This famous quote is from Winston Churchill and those of you who are college basketball fans probably remember Jim Valvano giving a similar speech in 1993. They were speaking about serious things like war and fighting cancer, but never giving up is something you and I need to remember too when tough times come our way.
How many of you sometimes feel like giving up or giving in- I know I do. I am very fortunate in my surgical practice to work on healthy animals, and very rarely do we have serious issues with our patients, but we had three cases lately that made me question myself.
The first was a dog that had a TPLO three weeks prior and acutely became neurologic in the opposite hind limb. This poor dog was one of the most painful dogs I have ever seen. He ended up going to our local teaching hospital where he was put down because the owners could not afford work-up and possible treatment. I felt horrible-was it something we missed or was there anything we could have done differently?

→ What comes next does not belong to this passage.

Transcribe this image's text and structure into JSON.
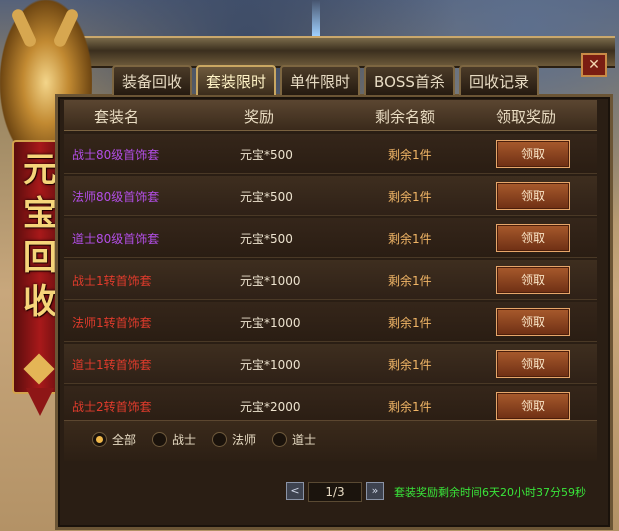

Why is it these “weird cases” always come in three’s? We did an extra capsular repair on an older dog, and the surgery was uneventful. She never really did bounce back from surgery as expected, and when I saw her at a 4 week recheck she was definitely showing signs of being neurologic with some deficits present in the operated limb. I recommended she go have some physical therapy performed, and when she was evaluated there a few days later-she was even worse. What in the world was going on? Her owners then decided to take her to our local teaching hospital. They performed a MRI and found a spinal cord tumor-what are the odds of that? Again, I start questioning myself-did I miss something?
The last case is one that is hard for me to even write about. We performed upper airway surgery on my favorite breed of dog, and the surgery went well. We performed it in the morning (as is our policy,) and she received steroids to combat any swelling. Throughout the day, she did fine and went home with her owner’s overnight. The next morning, she was reexamined at the animal hospital, and all was well. That afternoon her owners brought her back in because she seemed to be having a difficult time breathing. Her pulse ox was 96%, and all other vital parameters were fine.
The doctor gave her another dose of steroids and sent her to the emergency clinic. I checked in the E clinic and we talked about her treatment plan. Three hours later, right before going to bed, I called to check on her and was told by the ER doctor, our patient had died. What? Are you kidding me? What happened? I about became physically ill- I could not believe she had died. I racked my brain with what else I could have done, what should I have done?
Honestly, part of me wanted to give up after having this string of crazy, heart-breaking cases. It times like this, I am glad I have a board in my office filled with thank you cards from owners. I have to remind myself that I am not God, and I am not perfect. I try each and every day to do the best job I can, and crappy cases are going to come my way just like I am sure you experience too.
During the tough times, it is so important to remember the difference you do make, learn from what happened, and most importantly, never, never, never give up!